Epinal, agglomération structurée par les axes méridiens ?

« L’agglomération s’est allongée sur trois kilomètres au fond de la vallée de la Moselle, tout en escaladant les versants raides développés dans les grès », observe E.Juillard en 1978, commentant la croissance spinalienne. Doublant la Moselle, décliné à travers plusieurs générations et modes de transport, l’axe nord-sud reste la colonne vertébrale du tissu urbain spinalien.

Articulé de part et d’autre du cours de la Moselle, le centre est scindé en deux entités complémentaires. Sur la rive droite, le noyau urbain initial, attenant à l’ancien château fort détruit au XVIII°s (intégré à un parc animalier et récréatif), resserré autour de la cathédrale Saint-Maurice, a conservé une partie de ses fonctions historiques commerciales (halles) et régaliennes (Palais de Justice, Hôtel de Ville, au contact du lieu de pouvoir historique de la place des Vosges). Cependant, à partir de la période contemporaine, un processus de migration de la centralité s’amorce en direction de la rive gauche, avec l’émergence d’une « nouvelle ville », entre gare et Moselle. En grande partie reconstruit après la seconde guerre mondiale (destructions lors de la bataille de 1940), ce quartier se distingue par ses immeubles de quelques étages, aux ouvertures calibrées selon les normes du Ministère de la Reconstruction et de l’Urbanisme (le « style MRU », souvent appliqué aux quartiers reconstruits entre 1945 et 1955). Ce périmètre constitue aujourd’hui l’espace central le plus fréquenté, regroupant une part importante de l’offre commerciale (artère piétonne de la « rue des Minimes »…) récréative et culturelle (musée départemental). Ce cœur fonctionnel de l’agglomération spinalienne a bénéficié de plusieurs opérations de remodelage urbain sous les mandats de P.Seguin (1983-1997), avec les galeries commerciales Saint-Nicolas et Quatre-Nations, la rénovation du musée ou de certains pôles administratifs.

L’organisation méridienne reste une structure majeure de l’agglomération : l’axe nord-sud, plus ou moins parallèle à la Moselle, demeure une des principales voies d’accès au centre depuis Nancy ou Remiremont, avec une circulation parfois engorgée lors des migrations pendulaires, comme dans la traversée de Golbey, au bâti hétérogène, greffé de façon linéaire sur la route nationale.
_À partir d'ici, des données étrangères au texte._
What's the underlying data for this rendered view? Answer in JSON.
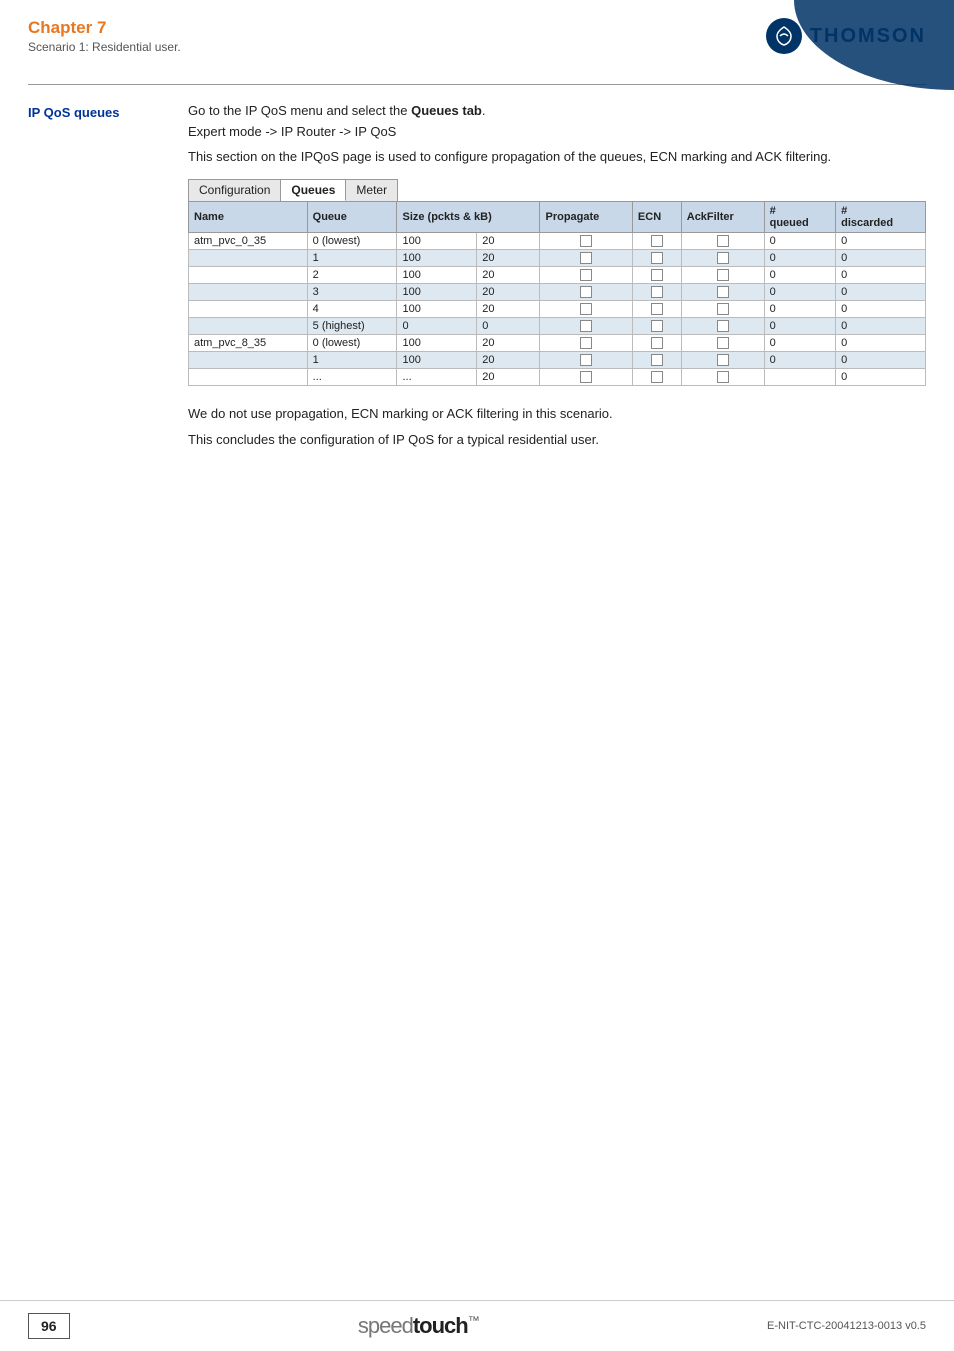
{
  "header": {
    "chapter": "Chapter 7",
    "subtitle": "Scenario 1: Residential user.",
    "thomson_label": "THOMSON"
  },
  "section": {
    "label": "IP QoS queues",
    "intro": "Go to the IP QoS menu and select the ",
    "intro_bold": "Queues tab",
    "intro_end": ".",
    "breadcrumb": "Expert mode ->  IP Router ->  IP QoS",
    "description": "This section on the IPQoS page is used to configure propagation of the queues, ECN marking and ACK filtering."
  },
  "tabs": [
    {
      "label": "Configuration",
      "active": false
    },
    {
      "label": "Queues",
      "active": true
    },
    {
      "label": "Meter",
      "active": false
    }
  ],
  "table": {
    "headers": [
      "Name",
      "Queue",
      "Size (pckts & kB)",
      "",
      "Propagate",
      "ECN",
      "AckFilter",
      "# queued",
      "# discarded"
    ],
    "rows": [
      {
        "name": "atm_pvc_0_35",
        "queue": "0 (lowest)",
        "pkts": "100",
        "kb": "20",
        "propagate": false,
        "ecn": false,
        "ackfilter": false,
        "queued": "0",
        "discarded": "0",
        "stripe": "odd"
      },
      {
        "name": "",
        "queue": "1",
        "pkts": "100",
        "kb": "20",
        "propagate": false,
        "ecn": false,
        "ackfilter": false,
        "queued": "0",
        "discarded": "0",
        "stripe": "even"
      },
      {
        "name": "",
        "queue": "2",
        "pkts": "100",
        "kb": "20",
        "propagate": false,
        "ecn": false,
        "ackfilter": false,
        "queued": "0",
        "discarded": "0",
        "stripe": "odd"
      },
      {
        "name": "",
        "queue": "3",
        "pkts": "100",
        "kb": "20",
        "propagate": false,
        "ecn": false,
        "ackfilter": false,
        "queued": "0",
        "discarded": "0",
        "stripe": "even"
      },
      {
        "name": "",
        "queue": "4",
        "pkts": "100",
        "kb": "20",
        "propagate": false,
        "ecn": false,
        "ackfilter": false,
        "queued": "0",
        "discarded": "0",
        "stripe": "odd"
      },
      {
        "name": "",
        "queue": "5 (highest)",
        "pkts": "0",
        "kb": "0",
        "propagate": false,
        "ecn": false,
        "ackfilter": false,
        "queued": "0",
        "discarded": "0",
        "stripe": "even"
      },
      {
        "name": "atm_pvc_8_35",
        "queue": "0 (lowest)",
        "pkts": "100",
        "kb": "20",
        "propagate": false,
        "ecn": false,
        "ackfilter": false,
        "queued": "0",
        "discarded": "0",
        "stripe": "odd"
      },
      {
        "name": "",
        "queue": "1",
        "pkts": "100",
        "kb": "20",
        "propagate": false,
        "ecn": false,
        "ackfilter": false,
        "queued": "0",
        "discarded": "0",
        "stripe": "even"
      },
      {
        "name": "",
        "queue": "...",
        "pkts": "...",
        "kb": "20",
        "propagate": false,
        "ecn": false,
        "ackfilter": false,
        "queued": "",
        "discarded": "0",
        "stripe": "odd"
      }
    ]
  },
  "footer": {
    "line1": "We do not use propagation, ECN marking or ACK filtering in this scenario.",
    "line2": "This concludes the configuration of IP QoS for a typical residential user."
  },
  "bottom": {
    "page_number": "96",
    "logo_light": "speed",
    "logo_bold": "touch",
    "logo_tm": "™",
    "doc_ref": "E-NIT-CTC-20041213-0013 v0.5"
  }
}
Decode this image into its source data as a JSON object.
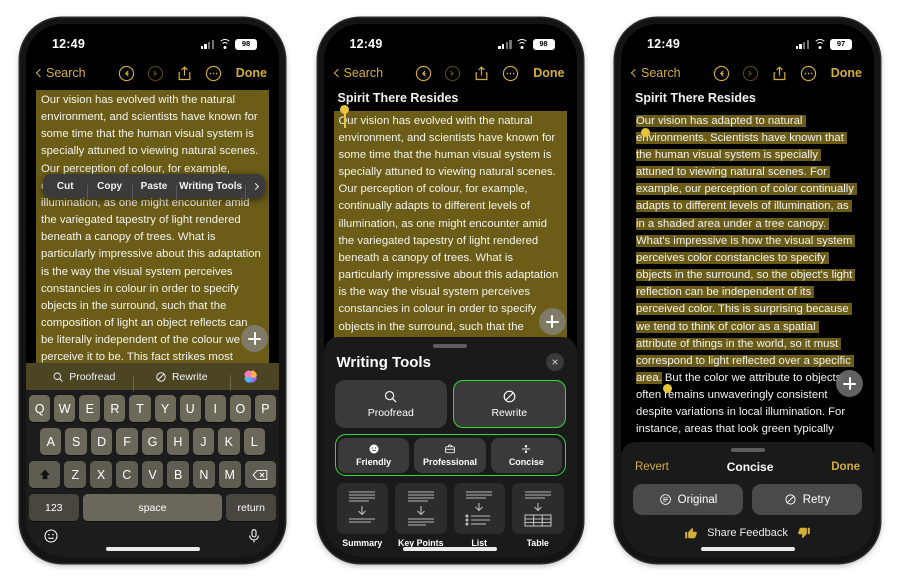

Les zones industrielles massives, nées dans les 30 Glorieuses, se sont d’abord polarisées au nord de la ville, où ont occupé initialement l’espace interstitiel entre voie ferrée et route nationale (usine de pneumatiques Michelin), avant de se prolonger vers les plateaux de l’ouest (Papeterie Norke à Golbey, en 1991) et vers le nord (zones commerciales de Chavelot, nées entre 1977 et 1990). A l’inverse, le site resserré de la vallée de la Moselle au sud d’Epinal n’a pas permis de dégager d’emprises foncières suffisantes pour équilibrer l’offre en zones d’activités, longtemps marquée par une disparité nord-sud.

Le contournement d’Epinal aménagé entre 1981 et 1990, puis intégré à la « voie express » (RN57) Nancy-Remiremont, a progressivement généré un nouvel axe méridien dynamique pour l’agglomération, avec le développement de zones de services massives dès la fin de la décennie 1980. Ce barreau de déviation polarise de façon très nette le processus de desserrement de l’offre commerciale spinalienne, en particulier aux points de jonction de la voie rapide et des liaisons est-ouest (pôle commercial de Jeuxey à partir de l’hypermarché installé en 1983, zone commerciale du Saut-le-Cerf à partir de 1988 avec prolongements successifs jusqu’à l’échangeur, zone commerciale des Terres Saint-Jean après 2005, greffée sur la pénétrante Deyvillers-Epinal). Cette vitalité des zones est de l’agglomération se traduit par une relative atonie de celles de Chavelot-Golbey au nord, qui furent longtemps les plus dynamiques.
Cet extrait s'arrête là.